Stuttgarter Wasserversorgung

Stuttgarter Wasserversorgung

Die Stuttgarter Wasserversorgung – eine never ending Story?

Vor über 10 Jahren teilte mir ein erfahrener Stadtrat mit: „Du glaubst doch nicht ernsthaft, die Stadt würde irgendeine Entscheidung gegen die Interessen der EnBW treffen.“ Damals gings um die Gründung der Stadtwerke, heute wieder mal ums Wasser.
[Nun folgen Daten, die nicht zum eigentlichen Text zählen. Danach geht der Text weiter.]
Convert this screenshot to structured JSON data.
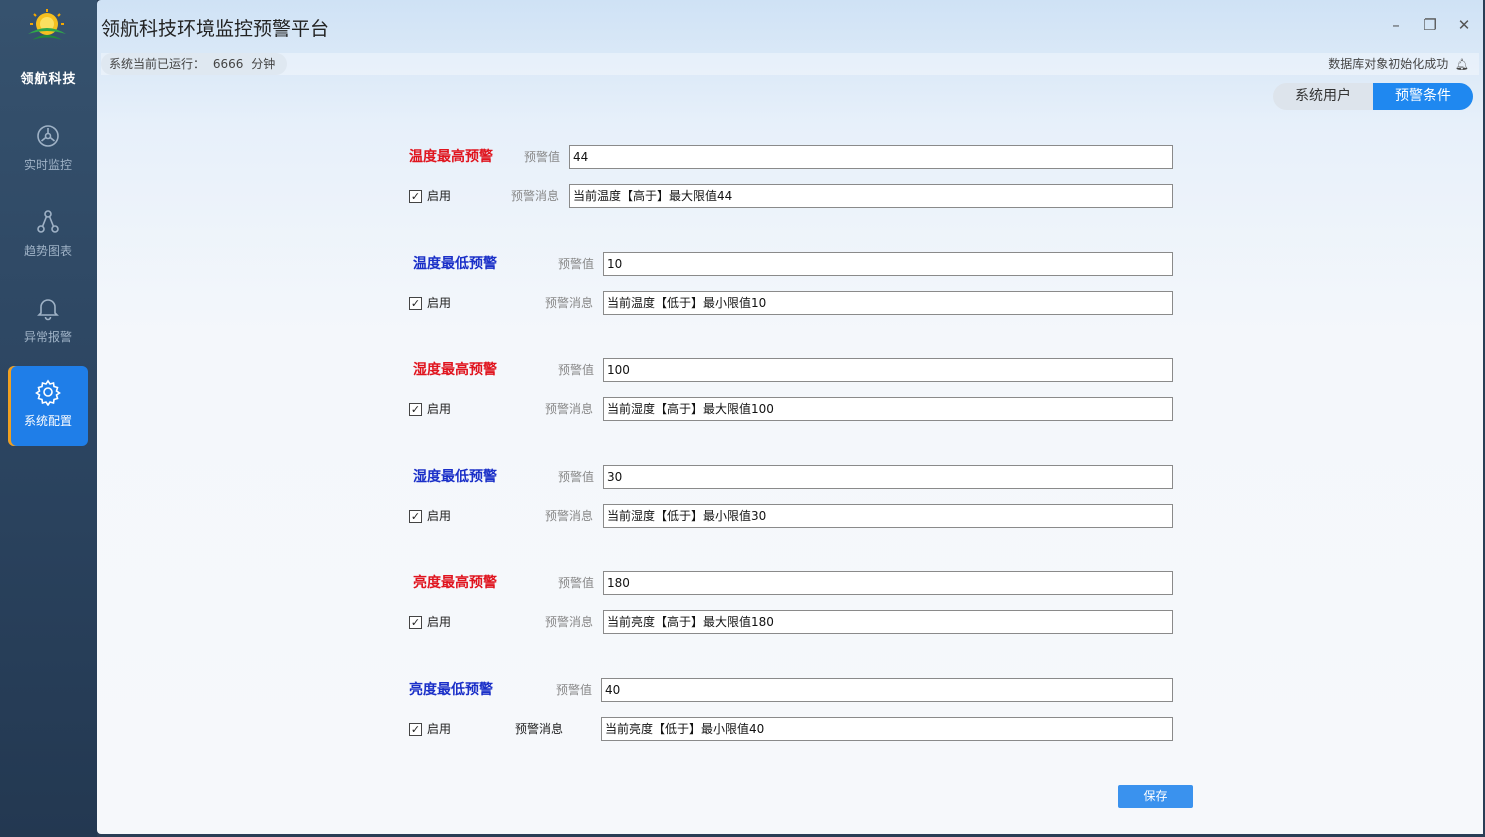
{
  "brand": {
    "name": "领航科技"
  },
  "sidebar": {
    "items": [
      {
        "label": "实时监控",
        "icon": "monitor-icon"
      },
      {
        "label": "趋势图表",
        "icon": "chart-nodes-icon"
      },
      {
        "label": "异常报警",
        "icon": "bell-icon"
      },
      {
        "label": "系统配置",
        "icon": "gear-icon",
        "active": true
      }
    ]
  },
  "window": {
    "title": "领航科技环境监控预警平台",
    "minimize": "–",
    "restore": "❐",
    "close": "✕"
  },
  "status": {
    "runtime_prefix": "系统当前已运行：",
    "runtime_value": "6666",
    "runtime_unit": "分钟",
    "db_message": "数据库对象初始化成功"
  },
  "tabs": [
    {
      "label": "系统用户",
      "active": false
    },
    {
      "label": "预警条件",
      "active": true
    }
  ],
  "alerts": [
    {
      "title": "温度最高预警",
      "color": "red",
      "value_label": "预警值",
      "value": "44",
      "enable_label": "启用",
      "enabled": true,
      "msg_label": "预警消息",
      "message": "当前温度【高于】最大限值44"
    },
    {
      "title": "温度最低预警",
      "color": "blue",
      "value_label": "预警值",
      "value": "10",
      "enable_label": "启用",
      "enabled": true,
      "msg_label": "预警消息",
      "message": "当前温度【低于】最小限值10"
    },
    {
      "title": "湿度最高预警",
      "color": "red",
      "value_label": "预警值",
      "value": "100",
      "enable_label": "启用",
      "enabled": true,
      "msg_label": "预警消息",
      "message": "当前湿度【高于】最大限值100"
    },
    {
      "title": "湿度最低预警",
      "color": "blue",
      "value_label": "预警值",
      "value": "30",
      "enable_label": "启用",
      "enabled": true,
      "msg_label": "预警消息",
      "message": "当前湿度【低于】最小限值30"
    },
    {
      "title": "亮度最高预警",
      "color": "red",
      "value_label": "预警值",
      "value": "180",
      "enable_label": "启用",
      "enabled": true,
      "msg_label": "预警消息",
      "message": "当前亮度【高于】最大限值180"
    },
    {
      "title": "亮度最低预警",
      "color": "blue",
      "value_label": "预警值",
      "value": "40",
      "enable_label": "启用",
      "enabled": true,
      "msg_label": "预警消息",
      "message": "当前亮度【低于】最小限值40"
    }
  ],
  "save_label": "保存",
  "colors": {
    "accent": "#1f88f0",
    "red_title": "#e0141e",
    "blue_title": "#1a2fc8",
    "sidebar": "#2c4561"
  }
}
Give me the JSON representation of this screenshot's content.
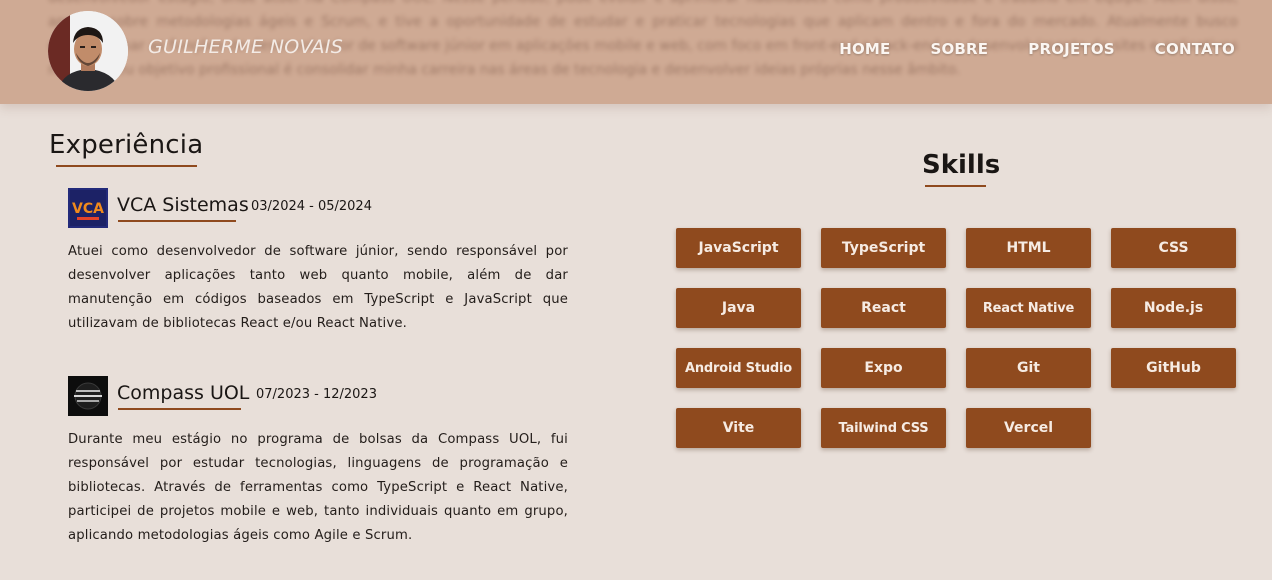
{
  "header": {
    "brand": "GUILHERME NOVAIS",
    "nav": [
      "HOME",
      "SOBRE",
      "PROJETOS",
      "CONTATO"
    ],
    "background_text": "desenvolvedor estágio, onde atuei na Compass UOL. Nesse período, pude evoluir e aprimorar habilidades como produtividade e trabalho em equipe. Além disso, aprendi sobre metodologias ágeis e Scrum, e tive a oportunidade de estudar e praticar tecnologias que aplicam dentro e fora do mercado. Atualmente busco desempenhar as funções de desenvolvedor de software júnior em aplicações mobile e web, com foco em front-end e back-end no desenvolvimento de sites e aplicativos mobile. Meu objetivo profissional é consolidar minha carreira nas áreas de tecnologia e desenvolver ideias próprias nesse âmbito."
  },
  "experience": {
    "title": "Experiência",
    "jobs": [
      {
        "company": "VCA Sistemas",
        "dates": "03/2024 - 05/2024",
        "logo_icon": "vca-logo-icon",
        "description": "Atuei como desenvolvedor de software júnior, sendo responsável por desenvolver aplicações tanto web quanto mobile, além de dar manutenção em códigos baseados em TypeScript e JavaScript que utilizavam de bibliotecas React e/ou React Native."
      },
      {
        "company": "Compass UOL",
        "dates": "07/2023 - 12/2023",
        "logo_icon": "compass-uol-logo-icon",
        "description": "Durante meu estágio no programa de bolsas da Compass UOL, fui responsável por estudar tecnologias, linguagens de programação e bibliotecas. Através de ferramentas como TypeScript e React Native, participei de projetos mobile e web, tanto individuais quanto em grupo, aplicando metodologias ágeis como Agile e Scrum."
      }
    ]
  },
  "skills": {
    "title": "Skills",
    "items": [
      "JavaScript",
      "TypeScript",
      "HTML",
      "CSS",
      "Java",
      "React",
      "React Native",
      "Node.js",
      "Android Studio",
      "Expo",
      "Git",
      "GitHub",
      "Vite",
      "Tailwind CSS",
      "Vercel"
    ]
  },
  "colors": {
    "accent": "#8f4a1e",
    "background": "#e8dfd9",
    "header": "#cfaa94"
  }
}
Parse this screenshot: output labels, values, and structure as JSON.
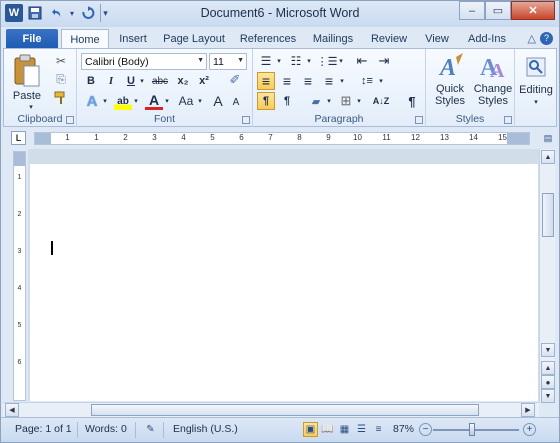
{
  "window": {
    "title": "Document6 - Microsoft Word",
    "logo_letter": "W",
    "controls": {
      "minimize": "–",
      "maximize": "▭",
      "close": "✕"
    }
  },
  "quick_access": {
    "save_icon": "💾",
    "undo_icon": "↶",
    "redo_icon": "↻",
    "customize_icon": "▾"
  },
  "tabs": [
    {
      "label": "File"
    },
    {
      "label": "Home"
    },
    {
      "label": "Insert"
    },
    {
      "label": "Page Layout"
    },
    {
      "label": "References"
    },
    {
      "label": "Mailings"
    },
    {
      "label": "Review"
    },
    {
      "label": "View"
    },
    {
      "label": "Add-Ins"
    }
  ],
  "tab_icons": {
    "minimize_ribbon": "△",
    "help": "?"
  },
  "ribbon": {
    "clipboard": {
      "label": "Clipboard",
      "paste": "Paste",
      "cut_icon": "✂",
      "copy_icon": "⎘",
      "format_painter_icon": "🖌"
    },
    "font": {
      "label": "Font",
      "font_name": "Calibri (Body)",
      "font_size": "11",
      "bold": "B",
      "italic": "I",
      "underline": "U",
      "strike": "abc",
      "subscript": "x₂",
      "superscript": "x²",
      "text_effects": "A",
      "highlight": "ab",
      "font_color": "A",
      "change_case": "Aa",
      "grow": "A",
      "shrink": "A",
      "clear": "✐"
    },
    "paragraph": {
      "label": "Paragraph",
      "bullets": "☰",
      "numbering": "☷",
      "multilevel": "⋮☰",
      "decrease_indent": "⇤",
      "increase_indent": "⇥",
      "align_left": "≡",
      "center": "≡",
      "align_right": "≡",
      "justify": "≡",
      "line_spacing": "↕≡",
      "ltr": "¶",
      "rtl": "¶",
      "shading": "▰",
      "borders": "⊞",
      "sort": "A↓Z",
      "show_marks": "¶"
    },
    "styles": {
      "label": "Styles",
      "quick_styles": "Quick\nStyles",
      "quick_styles_line1": "Quick",
      "quick_styles_line2": "Styles",
      "change_styles_line1": "Change",
      "change_styles_line2": "Styles"
    },
    "editing": {
      "label": "Editing"
    }
  },
  "ruler": {
    "tab_selector": "L",
    "h_numbers": [
      "1",
      "1",
      "2",
      "3",
      "4",
      "5",
      "6",
      "7",
      "8",
      "9",
      "10",
      "11",
      "12",
      "13",
      "14",
      "15"
    ],
    "v_numbers": [
      "1",
      "2",
      "3",
      "4",
      "5",
      "6"
    ]
  },
  "status": {
    "page": "Page: 1 of 1",
    "words": "Words: 0",
    "language": "English (U.S.)",
    "zoom": "87%",
    "zoom_out": "−",
    "zoom_in": "+"
  }
}
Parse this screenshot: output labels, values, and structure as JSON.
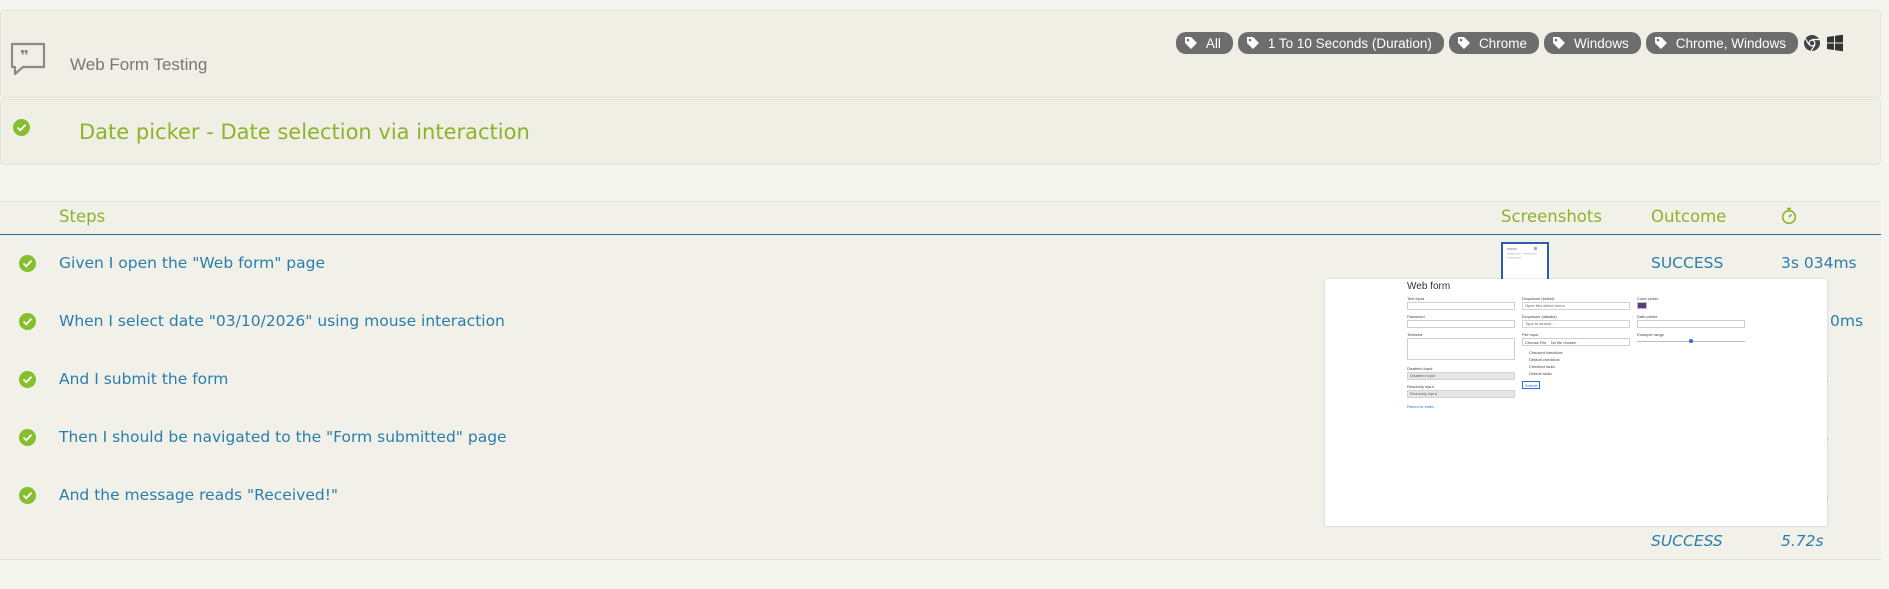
{
  "feature": {
    "title": "Web Form Testing",
    "icon": "quote-bubble-icon"
  },
  "tags": [
    {
      "label": "All",
      "icon": "tag-icon"
    },
    {
      "label": "1 To 10 Seconds (Duration)",
      "icon": "tag-icon"
    },
    {
      "label": "Chrome",
      "icon": "tag-icon"
    },
    {
      "label": "Windows",
      "icon": "tag-icon"
    },
    {
      "label": "Chrome, Windows",
      "icon": "tag-icon"
    }
  ],
  "environment_icons": [
    "chrome-icon",
    "windows-icon"
  ],
  "scenario": {
    "title": "Date picker - Date selection via interaction",
    "status_icon": "success-check-icon"
  },
  "table": {
    "headers": {
      "steps": "Steps",
      "screenshots": "Screenshots",
      "outcome": "Outcome",
      "duration_icon": "stopwatch-icon"
    },
    "rows": [
      {
        "step": "Given I open the \"Web form\" page",
        "outcome": "SUCCESS",
        "duration": "3s 034ms"
      },
      {
        "step": "When I select date \"03/10/2026\" using mouse interaction",
        "outcome": "",
        "duration": "0ms"
      },
      {
        "step": "And I submit the form",
        "outcome": "",
        "duration": "s"
      },
      {
        "step": "Then I should be navigated to the \"Form submitted\" page",
        "outcome": "",
        "duration": "s"
      },
      {
        "step": "And the message reads \"Received!\"",
        "outcome": "",
        "duration": "s"
      }
    ],
    "total": {
      "outcome": "SUCCESS",
      "duration": "5.72s"
    }
  },
  "preview": {
    "title": "Web form",
    "labels": {
      "text_input": "Text input",
      "password": "Password",
      "textarea": "Textarea",
      "disabled_input": "Disabled input",
      "disabled_placeholder": "Disabled input",
      "readonly_input": "Readonly input",
      "readonly_value": "Readonly input",
      "return": "Return to index",
      "dropdown_select": "Dropdown (select)",
      "dropdown_select_value": "Open this select menu",
      "dropdown_datalist": "Dropdown (datalist)",
      "dropdown_datalist_placeholder": "Type to search...",
      "file_input": "File input",
      "file_button": "Choose File",
      "file_none": "No file chosen",
      "checked_checkbox": "Checked checkbox",
      "default_checkbox": "Default checkbox",
      "checked_radio": "Checked radio",
      "default_radio": "Default radio",
      "submit": "Submit",
      "color_picker": "Color picker",
      "date_picker": "Date picker",
      "example_range": "Example range"
    },
    "color_value": "#563d7c"
  }
}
Am Montag (30.1.2023) luden die sozial-ökologischen Fraktionen gemeinsam mit den Bürgerinitiativen zur Veranstaltung „Stuttgarter Wasserversorgung“ ins Stuttgarter Rathaus ein. Anlass war die vorläufig abgelehnte Vergabe der Wasserkonzession für weitere 20 Jahre an die EnBW. Nachdem die Stadt seit 9 Jahren erfolglos mit der EnBW um die Rückgabe der Wasserversorgung prozessiert, schlugen die EnBW und die Stadtverwaltung hierzu einen Deal vor:

  • Die Stadt vergibt die Konzession für die Wasserversorgung für weitere 20 Jahre an die EnBW
  • Nach 20 Jahren kann die Stadt die Wasserversorgung zurückkaufen, Berechnungsgrundlage soll der sog. subjektive Ertragswert sein
  • Die Stadt zieht ihre Klage gegen die EnBW zurück
  • Die Stadt erhält bescheidene Mitspracherechte bei der Netze BW Wasser GmbH und erhält zwei Aufsichtsratsposten
  • Über eine Change-of-control-Klausel soll im Falle einer weiteren (Teil-)privatisierung der Wassergesellschaft ein vorzeitiger Rückkauf durch die Stadt möglich werden

Spannend ist auch, wer die umfangreichen Grundstücke bekommt, die der EnBW bei der Übernahme der Wasserversorgung von der TWS zugefallen sind.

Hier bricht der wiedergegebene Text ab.